Wasn't gonna source this but then I got carried away, so here are all sources:

http://www.txdps.state.tx.us/administration/crime_records/chl/convrates.htm
http://www.txdps.state.tx.us/administration/crime_records/chl/ConvictionRatesReport2007.pdf
http://www.txdps.state.tx.us/admini.../PDF/ActLicAndInstr/ActiveLicandInstr2007.pdf
http://www.disastercenter.com/crime/txcrime.htm
http://www.texascancer.info/scripts/mgwns.html
 
For those not familiar with what I referenced earlier, Here are the 4 criteria that the State of Maryland must satisfy, in order to get their Stay (pulled directly from Alan Gura's brief on the merits of issuing the injunction - doc #59):

Consideration of a motion for stay under Fed. R. Civ. Proc. 62(c) requires the Court to balance “(1) whether the stay applicant has made a strong showing that he is likely to succeed on the merits; (2) whether the applicant will be irreparably injured absent a stay; (3) whether issuance of the stay will substantially injure the other parties interested in the proceeding; and (4) where the public interest lies.” Hilton v. Braunskill, 481 U.S. 770, 776 (1987) (emphasis added); Long v. Robinson, 432 F.2d 977, 979 (4th Cir. 1970). “Defendants, as movants, have the heavy burden of establishing that the aforementioned factors weigh in favor of a stay.” Cayuga Indian Nation v. Vill. of Union Springs, 317 F. Supp. 2d 152, 155 (N.D.N.Y. 2004).

In regards items 2 and 3, the State tried to insist that they couldn't properly process the applications because they had no way of knowing who would actually merit a "wear and carry" permit. Because of that, the public would be harmed when they revoked all the permits.

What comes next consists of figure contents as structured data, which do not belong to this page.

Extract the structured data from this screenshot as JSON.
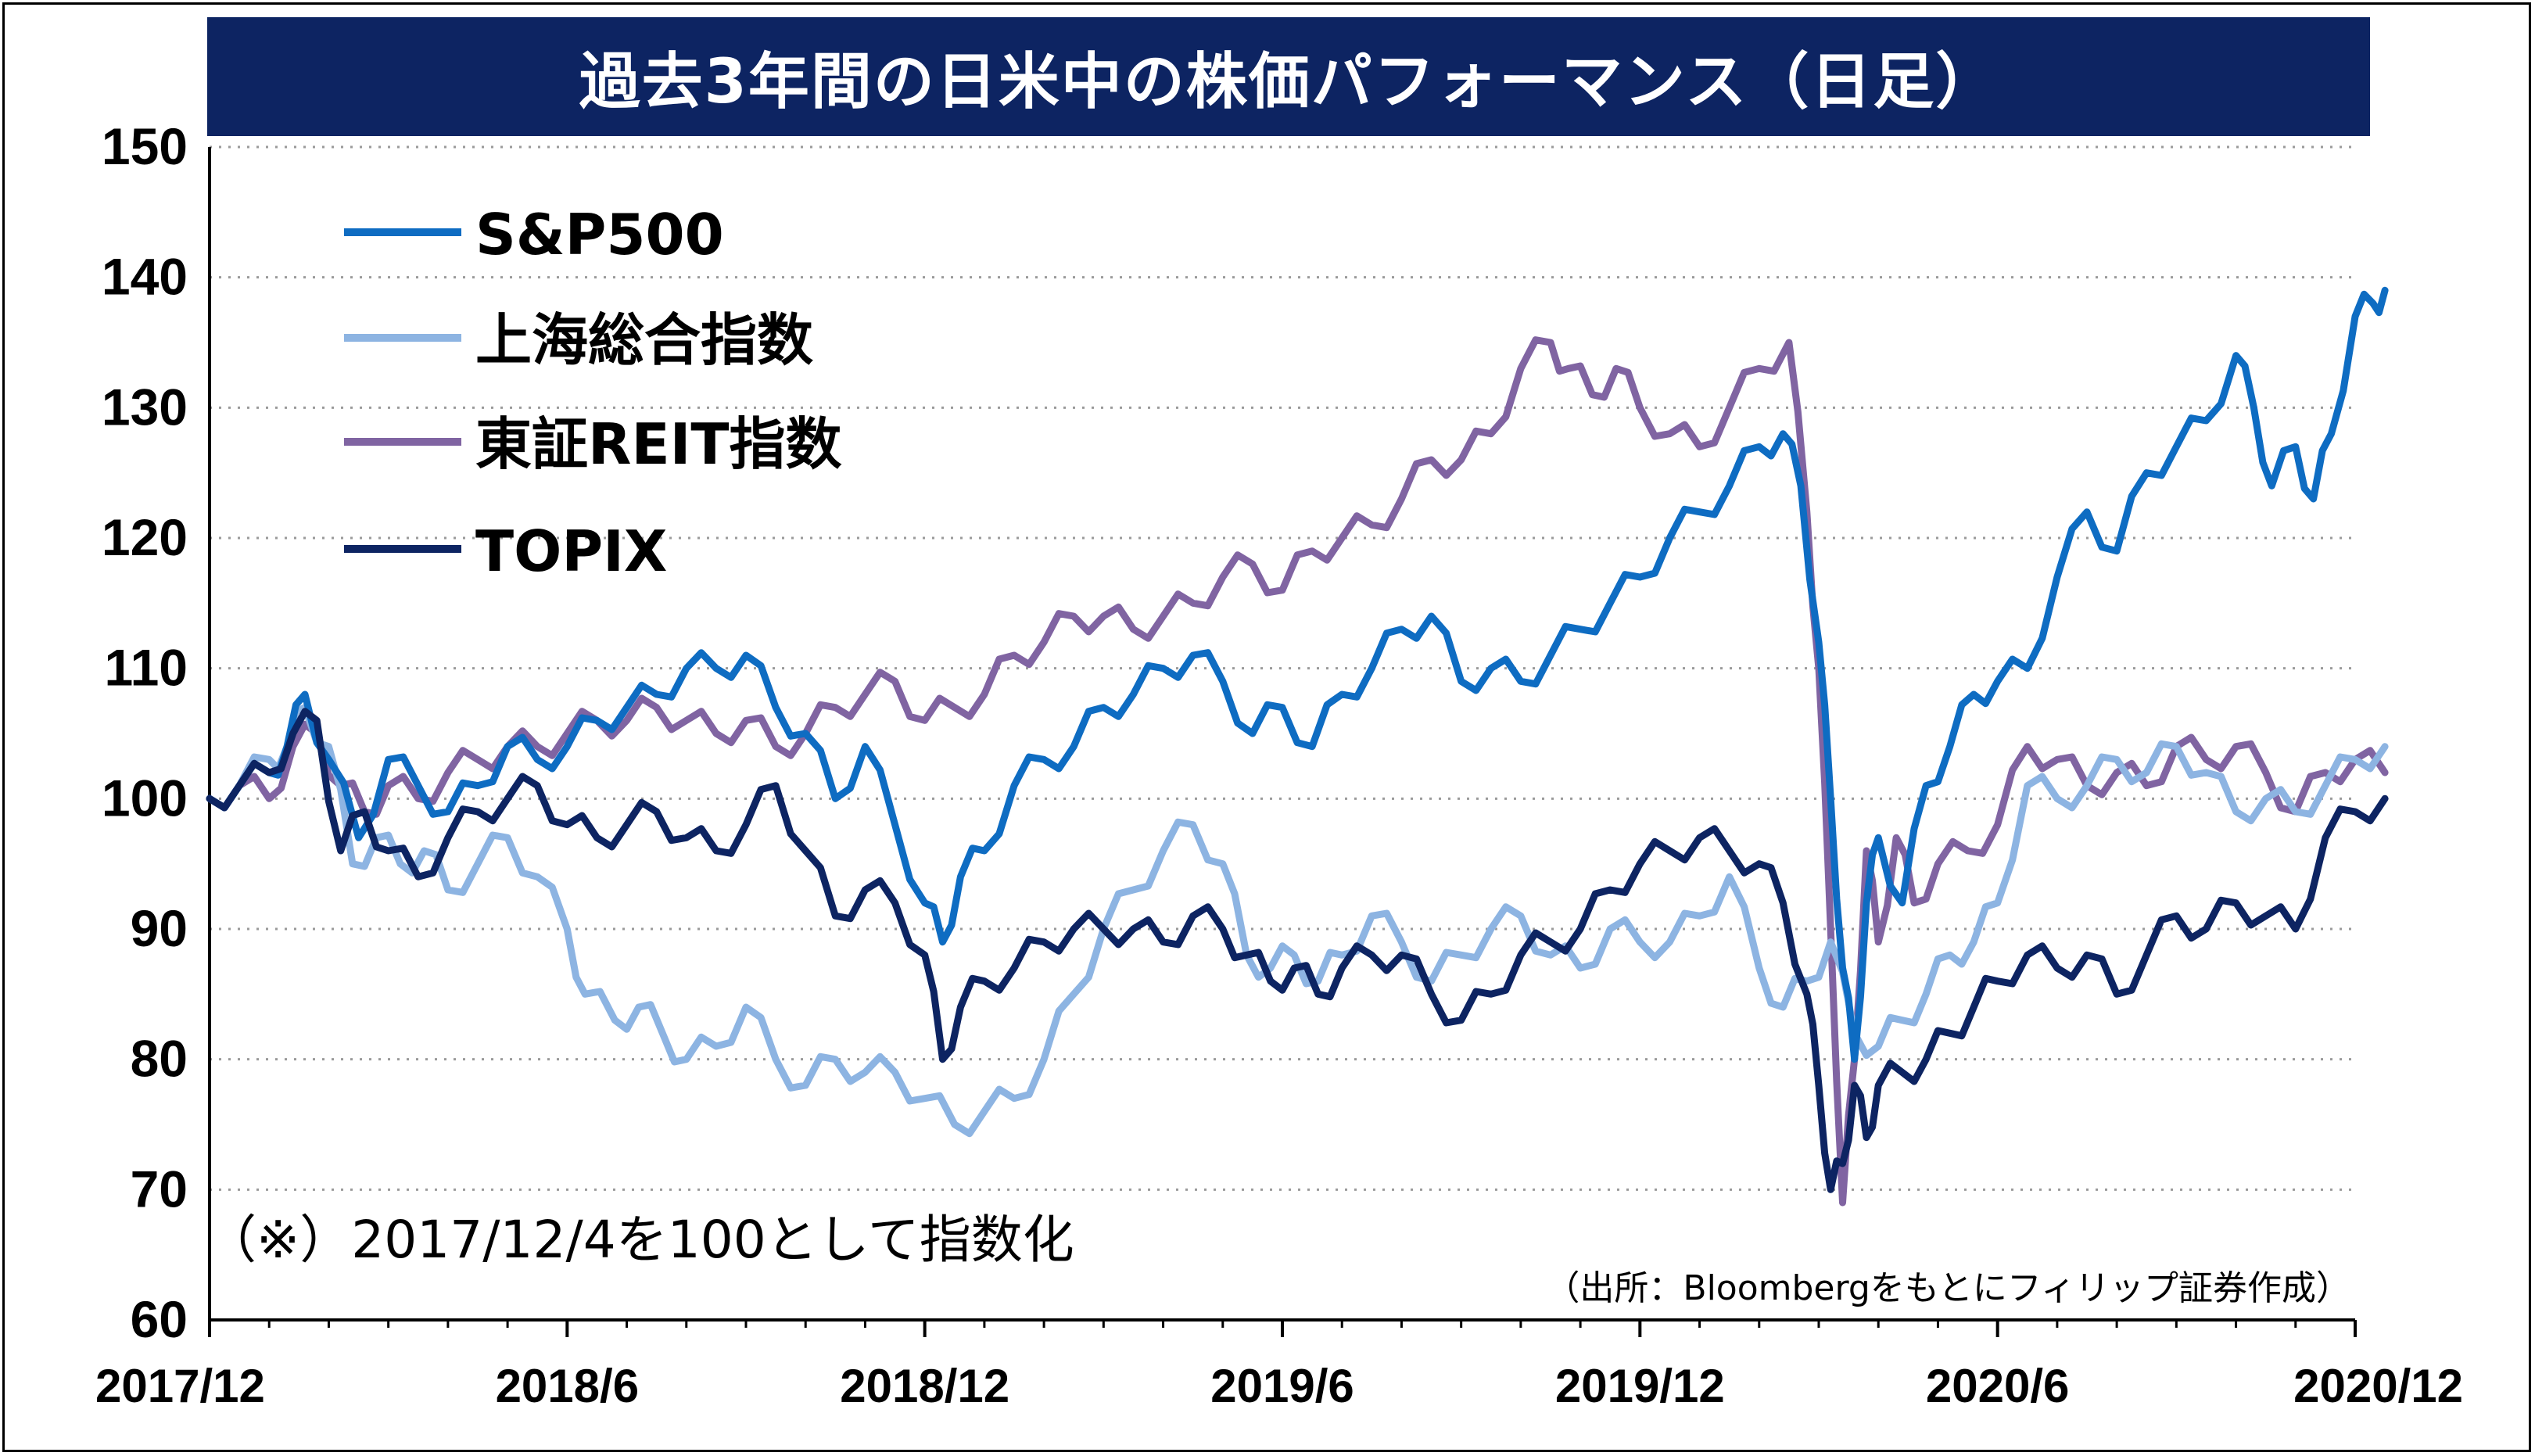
{
  "chart_data": {
    "type": "line",
    "title": "過去3年間の日米中の株価パフォーマンス（日足）",
    "note": "（※）2017/12/4を100として指数化",
    "source": "（出所：Bloombergをもとにフィリップ証券作成）",
    "xlabel": "",
    "ylabel": "",
    "ylim": [
      60,
      150
    ],
    "yticks": [
      60,
      70,
      80,
      90,
      100,
      110,
      120,
      130,
      140,
      150
    ],
    "xticks": [
      "2017/12",
      "2018/6",
      "2018/12",
      "2019/6",
      "2019/12",
      "2020/6",
      "2020/12"
    ],
    "x_tick_months": [
      0,
      6,
      12,
      18,
      24,
      30,
      36
    ],
    "grid": "horizontal-dotted",
    "legend_position": "top-left",
    "series": [
      {
        "name": "S&P500",
        "color": "#0e6cc2",
        "points": [
          [
            0,
            100
          ],
          [
            0.5,
            101
          ],
          [
            1,
            102
          ],
          [
            1.3,
            104
          ],
          [
            1.6,
            108
          ],
          [
            2,
            103
          ],
          [
            2.5,
            97
          ],
          [
            3,
            103
          ],
          [
            3.5,
            101
          ],
          [
            4,
            99
          ],
          [
            4.5,
            101
          ],
          [
            5,
            104
          ],
          [
            5.5,
            103
          ],
          [
            6,
            104
          ],
          [
            6.5,
            106
          ],
          [
            7,
            107
          ],
          [
            7.5,
            108
          ],
          [
            8,
            110
          ],
          [
            8.5,
            110
          ],
          [
            9,
            111
          ],
          [
            9.5,
            107
          ],
          [
            10,
            105
          ],
          [
            10.5,
            100
          ],
          [
            11,
            104
          ],
          [
            11.5,
            98
          ],
          [
            12,
            92
          ],
          [
            12.3,
            89
          ],
          [
            12.6,
            94
          ],
          [
            13,
            96
          ],
          [
            13.5,
            101
          ],
          [
            14,
            103
          ],
          [
            14.5,
            104
          ],
          [
            15,
            107
          ],
          [
            15.5,
            108
          ],
          [
            16,
            110
          ],
          [
            16.5,
            111
          ],
          [
            17,
            109
          ],
          [
            17.5,
            105
          ],
          [
            18,
            107
          ],
          [
            18.5,
            104
          ],
          [
            19,
            108
          ],
          [
            19.5,
            110
          ],
          [
            20,
            113
          ],
          [
            20.5,
            114
          ],
          [
            21,
            109
          ],
          [
            21.5,
            110
          ],
          [
            22,
            109
          ],
          [
            22.5,
            111
          ],
          [
            23,
            113
          ],
          [
            23.5,
            115
          ],
          [
            24,
            117
          ],
          [
            24.5,
            120
          ],
          [
            25,
            122
          ],
          [
            25.5,
            124
          ],
          [
            26,
            127
          ],
          [
            26.4,
            128
          ],
          [
            26.7,
            124
          ],
          [
            27.0,
            112
          ],
          [
            27.2,
            100
          ],
          [
            27.4,
            87
          ],
          [
            27.6,
            80
          ],
          [
            27.8,
            92
          ],
          [
            28.0,
            97
          ],
          [
            28.4,
            92
          ],
          [
            28.8,
            101
          ],
          [
            29.2,
            104
          ],
          [
            29.6,
            108
          ],
          [
            30,
            109
          ],
          [
            30.5,
            110
          ],
          [
            31,
            117
          ],
          [
            31.5,
            122
          ],
          [
            32,
            119
          ],
          [
            32.5,
            125
          ],
          [
            33,
            127
          ],
          [
            33.5,
            129
          ],
          [
            34,
            134
          ],
          [
            34.3,
            130
          ],
          [
            34.6,
            124
          ],
          [
            35,
            127
          ],
          [
            35.3,
            123
          ],
          [
            35.6,
            128
          ],
          [
            36,
            137
          ],
          [
            36.3,
            138
          ],
          [
            36.5,
            139
          ]
        ]
      },
      {
        "name": "上海総合指数",
        "color": "#8db4e2",
        "points": [
          [
            0,
            100
          ],
          [
            0.5,
            101
          ],
          [
            1,
            103
          ],
          [
            1.3,
            104
          ],
          [
            1.6,
            107
          ],
          [
            2,
            104
          ],
          [
            2.4,
            95
          ],
          [
            2.8,
            97
          ],
          [
            3.2,
            95
          ],
          [
            3.6,
            96
          ],
          [
            4,
            93
          ],
          [
            4.5,
            95
          ],
          [
            5,
            97
          ],
          [
            5.5,
            94
          ],
          [
            6,
            90
          ],
          [
            6.3,
            85
          ],
          [
            6.8,
            83
          ],
          [
            7.2,
            84
          ],
          [
            7.6,
            82
          ],
          [
            8,
            80
          ],
          [
            8.5,
            81
          ],
          [
            9,
            84
          ],
          [
            9.5,
            80
          ],
          [
            10,
            78
          ],
          [
            10.5,
            80
          ],
          [
            11,
            79
          ],
          [
            11.5,
            79
          ],
          [
            12,
            77
          ],
          [
            12.5,
            75
          ],
          [
            13,
            76
          ],
          [
            13.5,
            77
          ],
          [
            14,
            80
          ],
          [
            14.5,
            85
          ],
          [
            15,
            90
          ],
          [
            15.5,
            93
          ],
          [
            16,
            96
          ],
          [
            16.5,
            98
          ],
          [
            17,
            95
          ],
          [
            17.4,
            88
          ],
          [
            17.8,
            87
          ],
          [
            18.2,
            88
          ],
          [
            18.6,
            86
          ],
          [
            19,
            88
          ],
          [
            19.5,
            91
          ],
          [
            20,
            89
          ],
          [
            20.5,
            86
          ],
          [
            21,
            88
          ],
          [
            21.5,
            90
          ],
          [
            22,
            91
          ],
          [
            22.5,
            88
          ],
          [
            23,
            87
          ],
          [
            23.5,
            90
          ],
          [
            24,
            89
          ],
          [
            24.5,
            89
          ],
          [
            25,
            91
          ],
          [
            25.5,
            94
          ],
          [
            26,
            87
          ],
          [
            26.4,
            84
          ],
          [
            26.8,
            86
          ],
          [
            27.2,
            89
          ],
          [
            27.6,
            82
          ],
          [
            28.0,
            81
          ],
          [
            28.4,
            83
          ],
          [
            28.8,
            85
          ],
          [
            29.2,
            88
          ],
          [
            29.6,
            89
          ],
          [
            30,
            92
          ],
          [
            30.5,
            101
          ],
          [
            31,
            100
          ],
          [
            31.5,
            101
          ],
          [
            32,
            103
          ],
          [
            32.5,
            102
          ],
          [
            33,
            104
          ],
          [
            33.5,
            102
          ],
          [
            34,
            99
          ],
          [
            34.5,
            100
          ],
          [
            35,
            99
          ],
          [
            35.5,
            101
          ],
          [
            36,
            103
          ],
          [
            36.5,
            104
          ]
        ]
      },
      {
        "name": "東証REIT指数",
        "color": "#8064a2",
        "points": [
          [
            0,
            100
          ],
          [
            0.5,
            101
          ],
          [
            1,
            100
          ],
          [
            1.4,
            104
          ],
          [
            1.8,
            105
          ],
          [
            2.2,
            101
          ],
          [
            2.6,
            99
          ],
          [
            3,
            101
          ],
          [
            3.5,
            100
          ],
          [
            4,
            102
          ],
          [
            4.5,
            103
          ],
          [
            5,
            104
          ],
          [
            5.5,
            104
          ],
          [
            6,
            105
          ],
          [
            6.5,
            106
          ],
          [
            7,
            106
          ],
          [
            7.5,
            107
          ],
          [
            8,
            106
          ],
          [
            8.5,
            105
          ],
          [
            9,
            106
          ],
          [
            9.5,
            104
          ],
          [
            10,
            105
          ],
          [
            10.5,
            107
          ],
          [
            11,
            108
          ],
          [
            11.5,
            109
          ],
          [
            12,
            106
          ],
          [
            12.5,
            107
          ],
          [
            13,
            108
          ],
          [
            13.5,
            111
          ],
          [
            14,
            112
          ],
          [
            14.5,
            114
          ],
          [
            15,
            114
          ],
          [
            15.5,
            113
          ],
          [
            16,
            114
          ],
          [
            16.5,
            115
          ],
          [
            17,
            117
          ],
          [
            17.5,
            118
          ],
          [
            18,
            116
          ],
          [
            18.5,
            119
          ],
          [
            19,
            120
          ],
          [
            19.5,
            121
          ],
          [
            20,
            123
          ],
          [
            20.5,
            126
          ],
          [
            21,
            126
          ],
          [
            21.5,
            128
          ],
          [
            22,
            133
          ],
          [
            22.5,
            135
          ],
          [
            22.8,
            133
          ],
          [
            23.2,
            131
          ],
          [
            23.6,
            133
          ],
          [
            24,
            130
          ],
          [
            24.5,
            128
          ],
          [
            25,
            127
          ],
          [
            25.5,
            130
          ],
          [
            26,
            133
          ],
          [
            26.5,
            135
          ],
          [
            26.8,
            122
          ],
          [
            27.0,
            110
          ],
          [
            27.2,
            90
          ],
          [
            27.4,
            69
          ],
          [
            27.6,
            80
          ],
          [
            27.8,
            96
          ],
          [
            28.0,
            89
          ],
          [
            28.3,
            97
          ],
          [
            28.6,
            92
          ],
          [
            29,
            95
          ],
          [
            29.5,
            96
          ],
          [
            30,
            98
          ],
          [
            30.5,
            104
          ],
          [
            31,
            103
          ],
          [
            31.5,
            101
          ],
          [
            32,
            102
          ],
          [
            32.5,
            101
          ],
          [
            33,
            104
          ],
          [
            33.5,
            103
          ],
          [
            34,
            104
          ],
          [
            34.5,
            102
          ],
          [
            35,
            99
          ],
          [
            35.5,
            102
          ],
          [
            36,
            103
          ],
          [
            36.5,
            102
          ]
        ]
      },
      {
        "name": "TOPIX",
        "color": "#0d2462",
        "points": [
          [
            0,
            100
          ],
          [
            0.5,
            101
          ],
          [
            1,
            102
          ],
          [
            1.4,
            105
          ],
          [
            1.8,
            106
          ],
          [
            2.2,
            96
          ],
          [
            2.6,
            99
          ],
          [
            3,
            96
          ],
          [
            3.5,
            94
          ],
          [
            4,
            97
          ],
          [
            4.5,
            99
          ],
          [
            5,
            100
          ],
          [
            5.5,
            101
          ],
          [
            6,
            98
          ],
          [
            6.5,
            97
          ],
          [
            7,
            98
          ],
          [
            7.5,
            99
          ],
          [
            8,
            97
          ],
          [
            8.5,
            96
          ],
          [
            9,
            98
          ],
          [
            9.5,
            101
          ],
          [
            10,
            96
          ],
          [
            10.5,
            91
          ],
          [
            11,
            93
          ],
          [
            11.5,
            92
          ],
          [
            12,
            88
          ],
          [
            12.3,
            80
          ],
          [
            12.6,
            84
          ],
          [
            13,
            86
          ],
          [
            13.5,
            87
          ],
          [
            14,
            89
          ],
          [
            14.5,
            90
          ],
          [
            15,
            90
          ],
          [
            15.5,
            90
          ],
          [
            16,
            89
          ],
          [
            16.5,
            91
          ],
          [
            17,
            90
          ],
          [
            17.4,
            88
          ],
          [
            17.8,
            86
          ],
          [
            18.2,
            87
          ],
          [
            18.6,
            85
          ],
          [
            19,
            87
          ],
          [
            19.5,
            88
          ],
          [
            20,
            88
          ],
          [
            20.5,
            85
          ],
          [
            21,
            83
          ],
          [
            21.5,
            85
          ],
          [
            22,
            88
          ],
          [
            22.5,
            89
          ],
          [
            23,
            90
          ],
          [
            23.5,
            93
          ],
          [
            24,
            95
          ],
          [
            24.5,
            96
          ],
          [
            25,
            97
          ],
          [
            25.5,
            96
          ],
          [
            26,
            95
          ],
          [
            26.4,
            92
          ],
          [
            26.8,
            85
          ],
          [
            27.0,
            78
          ],
          [
            27.2,
            70
          ],
          [
            27.4,
            72
          ],
          [
            27.6,
            78
          ],
          [
            27.8,
            74
          ],
          [
            28.0,
            78
          ],
          [
            28.4,
            79
          ],
          [
            28.8,
            80
          ],
          [
            29.2,
            82
          ],
          [
            29.6,
            84
          ],
          [
            30,
            86
          ],
          [
            30.5,
            88
          ],
          [
            31,
            87
          ],
          [
            31.5,
            88
          ],
          [
            32,
            85
          ],
          [
            32.5,
            88
          ],
          [
            33,
            91
          ],
          [
            33.5,
            90
          ],
          [
            34,
            92
          ],
          [
            34.5,
            91
          ],
          [
            35,
            90
          ],
          [
            35.5,
            97
          ],
          [
            36,
            99
          ],
          [
            36.5,
            100
          ]
        ]
      }
    ]
  }
}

This is a self-made crisis. Under the G&S rules, those required to have the permit for their jobs, are in fact sponsored by the companies they work for. It would take little to no effort to construct the proper database to single out those that are security guards, retired police, prosecutors, judges, etc., from the ordinary Joe.

As regards the revocation of a permit and the (former) permittee not returning the permit, it is easy enough to discover. They do this with drivers licenses, no? So were is the public harm?

Items 2, 3 and 4 are so transparent as to be a slap in the face to Judge Legg.

And, as I said, no where does the State even try to show that they could succeed on the merits, at appeal. I'm sure that Alan Gura will point this all out, in his response.

There is virtually nothing the State can do to rebut this. What happens next is the mere formality of the process.